Clarifying values is an important process for individuals who are seeking to improve their well-being and personal growth. This process is rooted in Acceptance and Commitment Therapy (ACT), which emphasises the importance of emotional and cognitive flexibility for human flourishing.
What are values?
Values can be defined as ‘what is most important and meaningful in an individual’s life.’ Values function as a guide in making important decisions and motivate an individual to take effective action towards value driven goals. These are known as ‘towards’ and ‘away’ moves from the vision/version an individual wants to create for themself, relationships, and life. Values can be difficult to identify because they are often hidden beneath everyday behaviours and routines. Clarifying values involves learning to identify core values that are personally meaningful, and that reflect what gives life purpose and vitality.
Working with a Psychotherapist who specialises in clarification of values can help, click here to make contact
The difference between goals and values
Accessing values is important for well-being and personal growth and allows individuals to make choices that are in alignment with intrinsic deeply held beliefs and goals.

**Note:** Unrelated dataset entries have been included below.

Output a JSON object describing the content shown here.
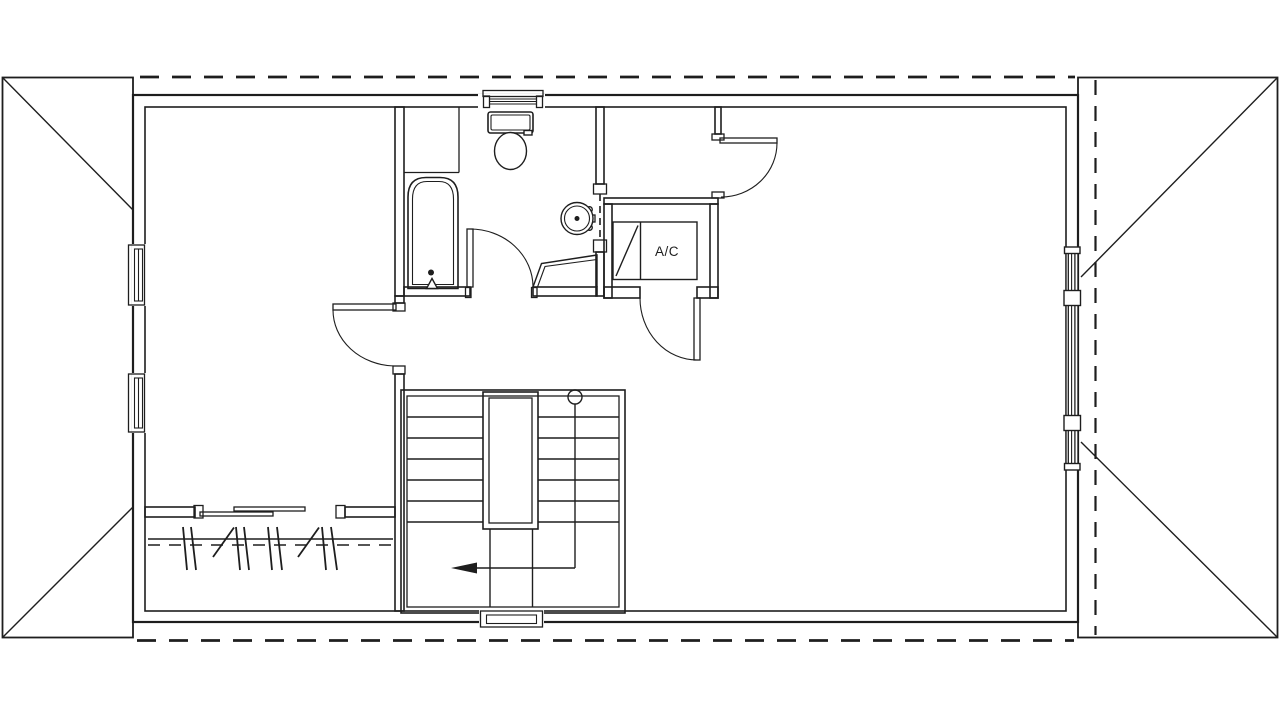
{
  "app": {
    "drawing_type": "architectural-floor-plan",
    "background_color": "#ffffff",
    "line_color": "#1e1e1e"
  },
  "labels": {
    "ac_unit": "A/C"
  },
  "icons": {
    "stair_direction_arrow": "left-arrow",
    "stair_start_marker": "circle",
    "fixture_symbols": [
      "bathtub",
      "toilet",
      "sink",
      "corner-bench",
      "closet-rod-with-hangers",
      "sliding-closet-doors",
      "ac-unit",
      "switchback-stairs",
      "double-hung-windows",
      "door-swing-arcs",
      "roof-gable-hips",
      "roof-overhang-dashed-lines",
      "pocket-door"
    ]
  }
}
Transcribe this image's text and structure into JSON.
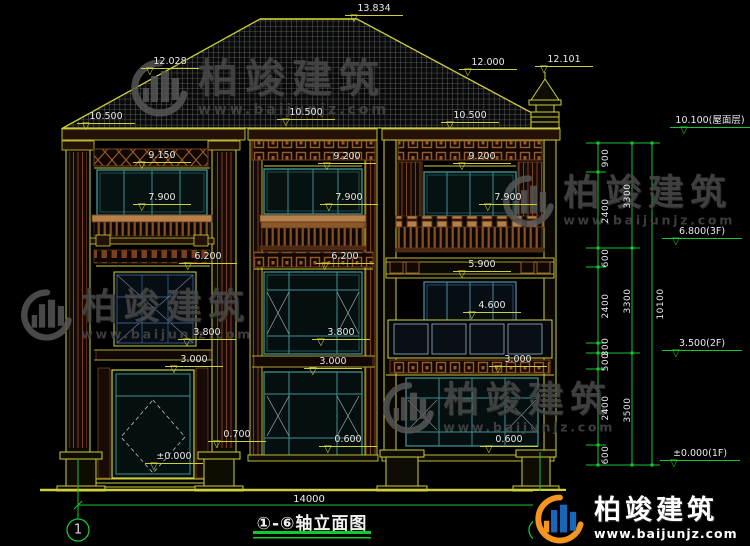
{
  "title_block": {
    "title": "①-⑥轴立面图",
    "axis_start": "1",
    "axis_end": "6",
    "total_width_dim": "14000"
  },
  "watermark": {
    "brand": "柏竣建筑",
    "url": "www.baijunjz.com"
  },
  "logo": {
    "brand": "柏竣建筑",
    "url": "www.baijunjz.com"
  },
  "colors": {
    "line_yellow": "#cfcf3a",
    "dim_green": "#12c92e",
    "window_teal": "#3f8f8f",
    "window_blue": "#4a86a0",
    "decor_brown": "#7a4020",
    "rail_light_brown": "#b5804a",
    "text_white": "#eaeaea",
    "logo_orange": "#f5941f",
    "logo_blue": "#1a66b8"
  },
  "markers": [
    {
      "text": "13.834",
      "x": 374,
      "y": 4
    },
    {
      "text": "12.028",
      "x": 170,
      "y": 57
    },
    {
      "text": "12.000",
      "x": 488,
      "y": 58
    },
    {
      "text": "12.101",
      "x": 564,
      "y": 55
    },
    {
      "text": "10.500",
      "x": 106,
      "y": 112
    },
    {
      "text": "10.500",
      "x": 306,
      "y": 108
    },
    {
      "text": "10.500",
      "x": 470,
      "y": 111
    },
    {
      "text": "9.150",
      "x": 162,
      "y": 151
    },
    {
      "text": "9.200",
      "x": 347,
      "y": 152
    },
    {
      "text": "9.200",
      "x": 482,
      "y": 152
    },
    {
      "text": "7.900",
      "x": 162,
      "y": 193
    },
    {
      "text": "7.900",
      "x": 349,
      "y": 193
    },
    {
      "text": "7.900",
      "x": 508,
      "y": 193
    },
    {
      "text": "6.200",
      "x": 208,
      "y": 252
    },
    {
      "text": "6.200",
      "x": 345,
      "y": 252
    },
    {
      "text": "5.900",
      "x": 482,
      "y": 260
    },
    {
      "text": "4.600",
      "x": 492,
      "y": 301
    },
    {
      "text": "3.800",
      "x": 207,
      "y": 328
    },
    {
      "text": "3.800",
      "x": 341,
      "y": 328
    },
    {
      "text": "3.000",
      "x": 194,
      "y": 355
    },
    {
      "text": "3.000",
      "x": 333,
      "y": 357
    },
    {
      "text": "3.000",
      "x": 518,
      "y": 355
    },
    {
      "text": "0.700",
      "x": 237,
      "y": 430
    },
    {
      "text": "0.600",
      "x": 348,
      "y": 435
    },
    {
      "text": "0.600",
      "x": 509,
      "y": 435
    },
    {
      "text": "±0.000",
      "x": 174,
      "y": 452
    }
  ],
  "level_flags": [
    {
      "text": "10.100(屋面层)",
      "x": 710,
      "y": 116
    },
    {
      "text": "6.800(3F)",
      "x": 702,
      "y": 227
    },
    {
      "text": "3.500(2F)",
      "x": 702,
      "y": 339
    },
    {
      "text": "±0.000(1F)",
      "x": 700,
      "y": 449
    }
  ],
  "dim_labels": [
    {
      "text": "900",
      "x": 606,
      "y": 158
    },
    {
      "text": "2400",
      "x": 606,
      "y": 211
    },
    {
      "text": "600",
      "x": 606,
      "y": 258
    },
    {
      "text": "2400",
      "x": 606,
      "y": 306
    },
    {
      "text": "300",
      "x": 606,
      "y": 347
    },
    {
      "text": "500",
      "x": 606,
      "y": 362
    },
    {
      "text": "2400",
      "x": 606,
      "y": 408
    },
    {
      "text": "600",
      "x": 606,
      "y": 455
    },
    {
      "text": "3300",
      "x": 628,
      "y": 196
    },
    {
      "text": "3300",
      "x": 628,
      "y": 301
    },
    {
      "text": "3500",
      "x": 628,
      "y": 410
    },
    {
      "text": "10100",
      "x": 661,
      "y": 304
    }
  ]
}
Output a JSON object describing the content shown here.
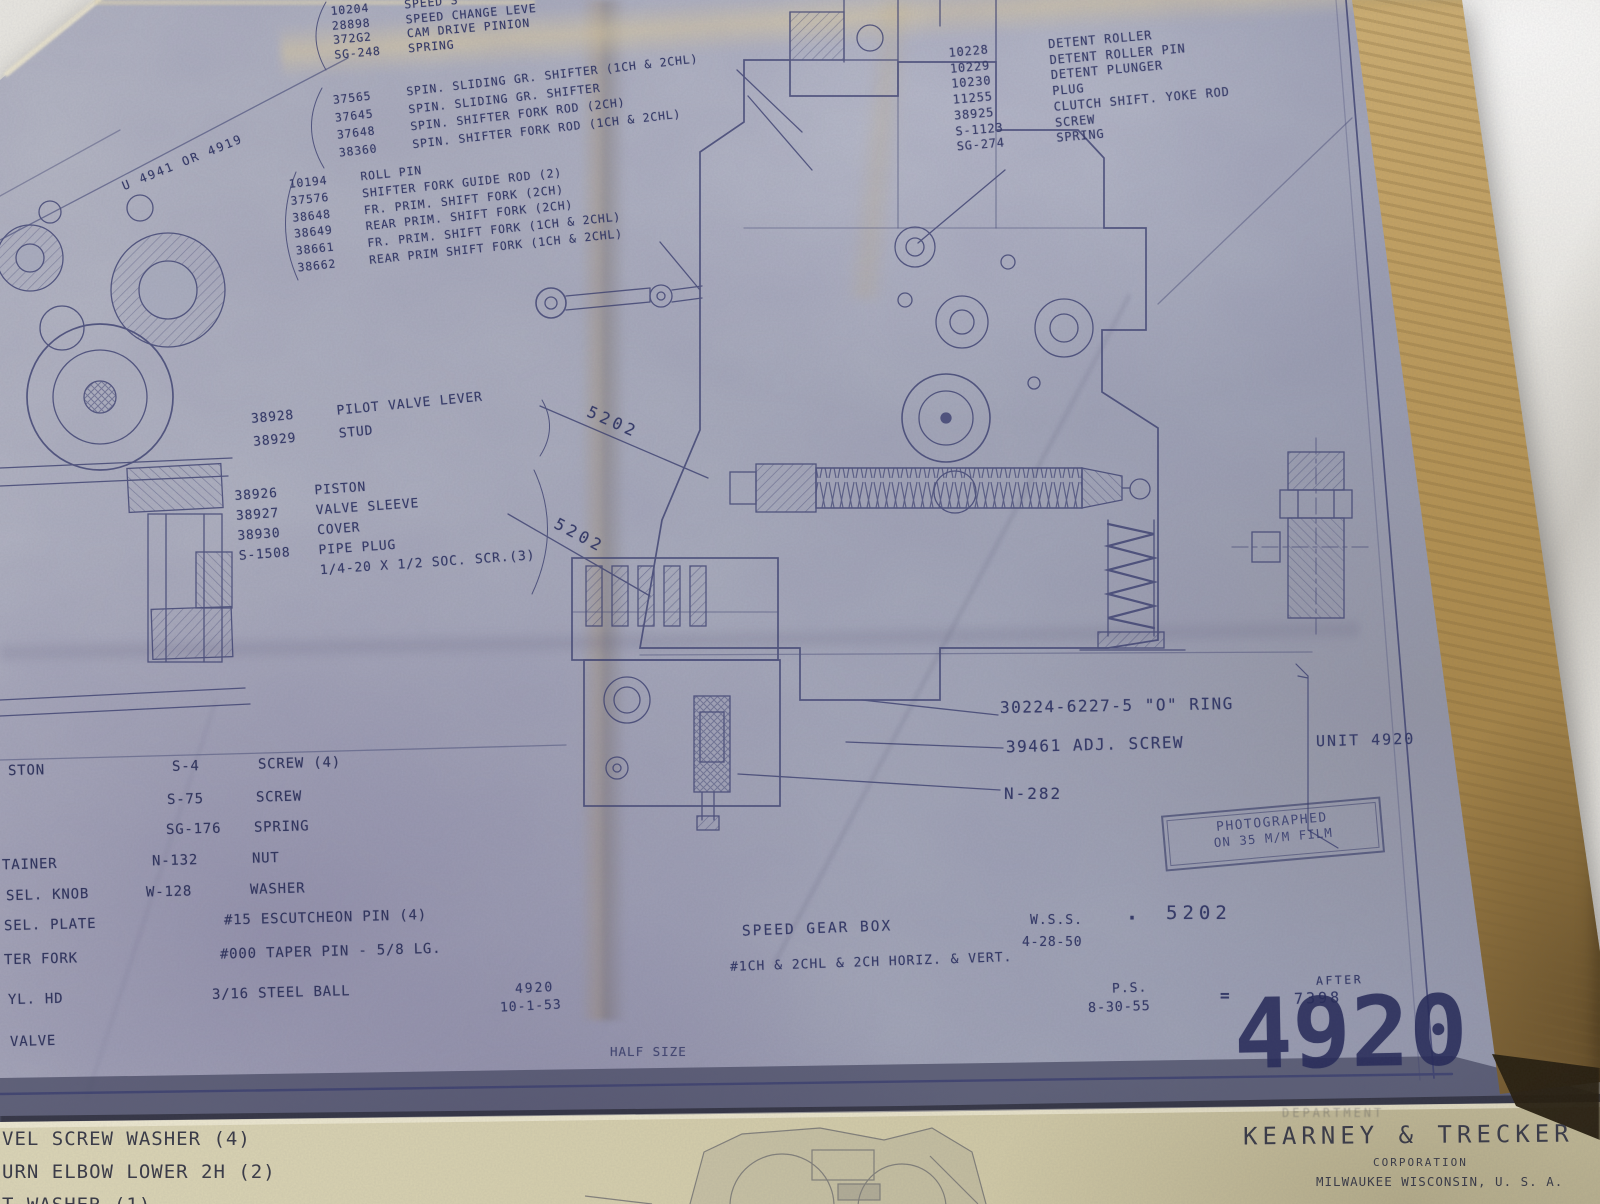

When an individual is operating in a way that is consistent with their values, they experience a sense of authenticity and purpose in life. Additionally, living in alignment with values often leads to feelings of fulfilment and satisfaction, providing a sense of meaning and purpose that enhances overall well-being.
Through the process of clarifying values in treatment, individuals are guided to begin to make conscious choices that reflect what is most meaningful to them in life. This process promotes self-awareness and enhances the ability to take effective action towards personal growth and development. As such, clarifying values is a deeply meaningful and transformative process that can facilitate psychological healing and enhance overall well-being.
In sessions, individuals will be supported with identifying their values with,
- Reflection on past experiences: Thinking about times in life when the individual felt most alive, fulfilled, and connected, a sense of purpose. What values were engaged with in this experience?
- Considering what is important: Taking time to reflect on what is most important to the individual in life. What is valued in relationships, work, hobbies, and personal life? What kind of in-person does the individual want to be?
- Identify what the individual wishes to stand for: What causes or issues are the individual passionate about? What do they want to contribute to the world?
- Explore different values: Take some time to explore different values and consider how they align with the individual’s own sense of purpose and meaning. Some common values include compassion, courage, creativity, freedom, honesty, integrity, justice, love, loyalty, and wisdom.
- Implementing values: Once values have been identified in treatment, a plan can be put into place to assist the individual to live in alignment with these values and make them a priority in life.
Identifying values is an ongoing process. Values can shift and evolve over time as an individual engages with new experiences and gains insights. Working with a Psychotherapist can allow an individual to identify, prioritise and explore different values.